Alevi ve Kürt vatandaşların yoğun olarak yaşadığı Adıyaman’ın Karapınar Mahallesinde evlerin işaretlenmesi toplumsal tarihimizin en karanlık olaylarından biri olarak hafızlarda yer eden Maraş Katliamı öncesi yaşananları hatırlatmaktadır. Bilindiği gibi 1978 yılında yaşanan Maraş katliamı, 12 Eylül faşizmine giden yolu açmak için yapılmış provokasyonların en kapsamlısıdır. Maraş katliamı öncesinde de saldırganların açık hedefi haline getirilmesi amacıyla Alevi vatandaşların evleri işaretlenmiştir. Yüzlerce Alevi yurttaşımızın hunharca katledilmesiyle sonuçlanan Maraş Katliamını sadece seyretmekle yetinenlerin aymazlığı sonucunda aynı senaryo Çorum’da ve Sivas’ta da tekrar sahneye konmuştur.
Adıyaman’da yaşanan olayları araştırıp sorumluları açığa çıkarmakla görevli AKP iktidarının İçişleri Bakanı sadece evlere konulan işaretlerin yerden yüksekliğine bakarak “ Bu işaretler çocukların boyuna göre yazılmış. Olayı büyütmenin çok doğru olduğunu düşünmüyorum” tarzında sorumsuzca açıklamalar yapabilmektedir. Başbakanın, ana muhalefet partisinin genel başkanının dini inancına bile miting meydanlarında hakaretler yağdırması, Hocalı mitingine katılan İçişleri Bakanının kanı kanla yıkamaya yemin edenleri cesaretlendiren konuşması provokasyon zeminini daha da güçlendirmektedir.

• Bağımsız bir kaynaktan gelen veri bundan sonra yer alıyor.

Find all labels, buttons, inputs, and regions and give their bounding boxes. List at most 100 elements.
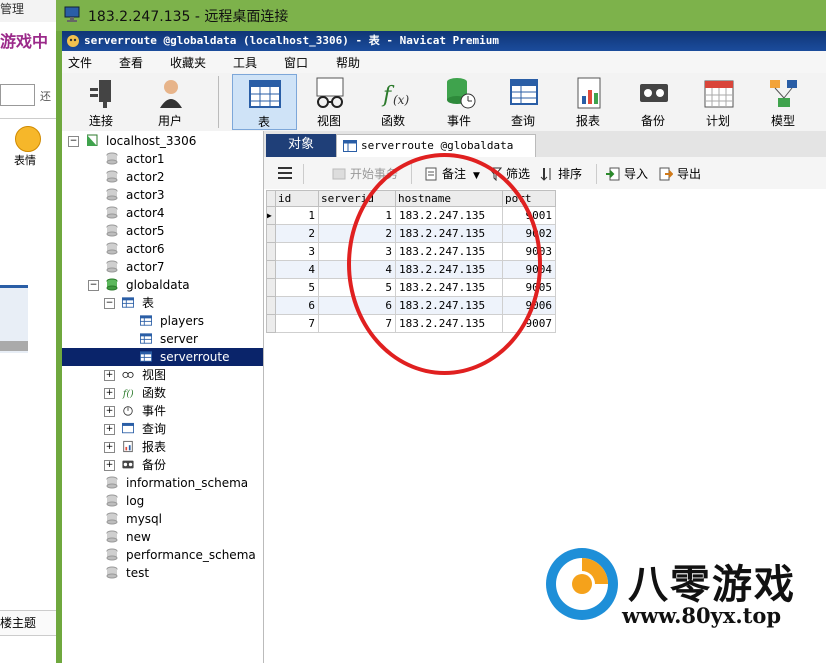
cell-id[interactable]: 7 <box>275 314 319 333</box>
tree-db-new[interactable]: new <box>62 528 263 546</box>
report-button[interactable]: 报表 <box>557 74 619 130</box>
expand-toggle-icon[interactable]: + <box>104 424 115 435</box>
sort-button[interactable]: 排序 <box>540 164 590 184</box>
tree-tables-folder[interactable]: − 表 <box>62 294 263 312</box>
model-button[interactable]: 模型 <box>752 74 814 130</box>
connect-button[interactable]: 连接 <box>70 74 132 130</box>
tree-views[interactable]: + 视图 <box>62 366 263 384</box>
tree-functions[interactable]: + f() 函数 <box>62 384 263 402</box>
background-pink-heading: 游戏中 <box>0 32 49 51</box>
tree-db-performance_schema[interactable]: performance_schema <box>62 546 263 564</box>
view-button[interactable]: 视图 <box>298 74 360 130</box>
svg-text:(x): (x) <box>393 93 409 107</box>
tree-db-actor7[interactable]: actor7 <box>62 258 263 276</box>
expand-toggle-icon[interactable]: + <box>104 388 115 399</box>
menu-window[interactable]: 窗口 <box>284 54 308 71</box>
row-selector[interactable] <box>266 260 276 279</box>
tree-label: information_schema <box>126 476 249 490</box>
cell-id[interactable]: 1 <box>275 206 319 225</box>
export-button[interactable]: 导出 <box>659 164 709 184</box>
tree-db-information_schema[interactable]: information_schema <box>62 474 263 492</box>
glasses-icon <box>316 77 344 108</box>
import-icon <box>606 167 620 181</box>
menu-view[interactable]: 查看 <box>119 54 143 71</box>
menu-icon[interactable] <box>278 166 294 180</box>
connect-label: 连接 <box>88 114 113 128</box>
expand-toggle-icon[interactable]: + <box>104 442 115 453</box>
menu-tools[interactable]: 工具 <box>233 54 257 71</box>
user-button[interactable]: 用户 <box>139 74 201 130</box>
tree-views-icon <box>122 366 136 384</box>
background-input-suffix: 还 <box>40 90 51 103</box>
tree-functions-icon: f() <box>122 384 136 402</box>
menu-favorites[interactable]: 收藏夹 <box>170 54 206 71</box>
tree-reports[interactable]: + 报表 <box>62 438 263 456</box>
cell-id[interactable]: 5 <box>275 278 319 297</box>
tree-label: actor2 <box>126 170 165 184</box>
row-selector[interactable] <box>266 224 276 243</box>
thumbnail-bar <box>0 341 28 351</box>
watermark-url: www.80yx.top <box>622 603 782 628</box>
menu-help[interactable]: 帮助 <box>336 54 360 71</box>
tree-db-test[interactable]: test <box>62 564 263 582</box>
expand-toggle-icon[interactable]: − <box>88 280 99 291</box>
tree-label: performance_schema <box>126 548 256 562</box>
tree-backups[interactable]: + 备份 <box>62 456 263 474</box>
table-icon <box>343 140 357 152</box>
function-button[interactable]: f (x) 函数 <box>362 74 424 130</box>
schedule-button[interactable]: 计划 <box>687 74 749 130</box>
cell-id[interactable]: 4 <box>275 260 319 279</box>
backup-button[interactable]: 备份 <box>622 74 684 130</box>
tab-objects[interactable]: 对象 <box>266 134 336 157</box>
tree-db-actor1[interactable]: actor1 <box>62 150 263 168</box>
row-selector[interactable]: ▶ <box>266 206 276 225</box>
expand-toggle-icon[interactable]: + <box>104 406 115 417</box>
tree-db-actor3[interactable]: actor3 <box>62 186 263 204</box>
tree-db-log[interactable]: log <box>62 492 263 510</box>
expand-toggle-icon[interactable]: − <box>68 136 79 147</box>
event-button[interactable]: 事件 <box>428 74 490 130</box>
tree-table-server-icon <box>140 330 154 348</box>
tree-db-actor5[interactable]: actor5 <box>62 222 263 240</box>
menu-file[interactable]: 文件 <box>68 54 92 71</box>
tree-table-server[interactable]: server <box>62 330 263 348</box>
tree-db-actor2[interactable]: actor2 <box>62 168 263 186</box>
expand-toggle-icon[interactable]: + <box>104 460 115 471</box>
cell-id[interactable]: 6 <box>275 296 319 315</box>
tree-queries[interactable]: + 查询 <box>62 420 263 438</box>
tree-db-actor6[interactable]: actor6 <box>62 240 263 258</box>
cell-id[interactable]: 2 <box>275 224 319 243</box>
watermark-logo-icon <box>546 548 618 620</box>
row-selector[interactable] <box>266 296 276 315</box>
menu-bar: 文件 查看 收藏夹 工具 窗口 帮助 <box>62 51 826 73</box>
tree-db-mysql[interactable]: mysql <box>62 510 263 528</box>
tree-table-serverroute[interactable]: serverroute <box>62 348 263 366</box>
tree-label: actor4 <box>126 206 165 220</box>
row-selector[interactable] <box>266 278 276 297</box>
emoji-icon[interactable] <box>15 126 41 152</box>
column-header-id[interactable]: id <box>275 190 319 207</box>
query-button[interactable]: 查询 <box>492 74 554 130</box>
tree-queries-icon <box>122 420 136 438</box>
tree-table-players[interactable]: players <box>62 312 263 330</box>
expand-toggle-icon[interactable]: + <box>104 370 115 381</box>
tree-label: 函数 <box>142 386 167 400</box>
tree-db-actor3-icon <box>106 186 120 204</box>
import-button[interactable]: 导入 <box>606 164 656 184</box>
tree-db-globaldata[interactable]: − globaldata <box>62 276 263 294</box>
background-bottom-bar: 楼主题 <box>0 610 56 636</box>
tree-db-actor4-icon <box>106 204 120 222</box>
tree-events[interactable]: + 事件 <box>62 402 263 420</box>
rdp-title-text: 183.2.247.135 - 远程桌面连接 <box>88 9 289 25</box>
expand-toggle-icon[interactable]: − <box>104 298 115 309</box>
tree-label: new <box>126 530 151 544</box>
tree-db-actor4[interactable]: actor4 <box>62 204 263 222</box>
cell-id[interactable]: 3 <box>275 242 319 261</box>
tree-label: log <box>126 494 145 508</box>
background-input[interactable] <box>0 84 35 106</box>
tree-connection[interactable]: − localhost_3306 <box>62 132 263 150</box>
navicat-logo-icon <box>67 35 79 47</box>
row-selector[interactable] <box>266 242 276 261</box>
table-button[interactable]: 表 <box>232 74 297 130</box>
row-selector[interactable] <box>266 314 276 333</box>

Bunun için Adıyaman’da yaşanan provokasyon “çocuk işidir” diyerek geçiştirilemez. İşaretlerin yerden yüksekliği değil, toplumun farklı din, dil, kültür grupları arasında yaratılmak istenen uçurumun derinliği göz önünde bulundurularak olayın üzerine gidilmeli, sorumluları açığa çıkarılmalıdır.
Eşit, Özgür ve Demokratik bir ülkede kardeşçe bir arada yaşamı sağlayabilmenin yolu geçmiş katliamları aydınlatmaktan, bu katliamların tekrar yaşanmaması için provokasyon zemini yaratılmasına engel olmaktan geçmektedir. KESK olarak; barış içerisinde, eşit, özgür, demokratik bir yaşamdan yana olan herkesi, gerici şoven yaklaşımlar ve eylemler karşısında uyanık olmaya çağırıyoruz.
KESK, ülkemizin en önemli zenginliği olan dil, din, inanç ve kültür farklılıklarını kendi kafatasçı emellerine alet etmek isteyenlerin karşısında olmaya devam edecektir.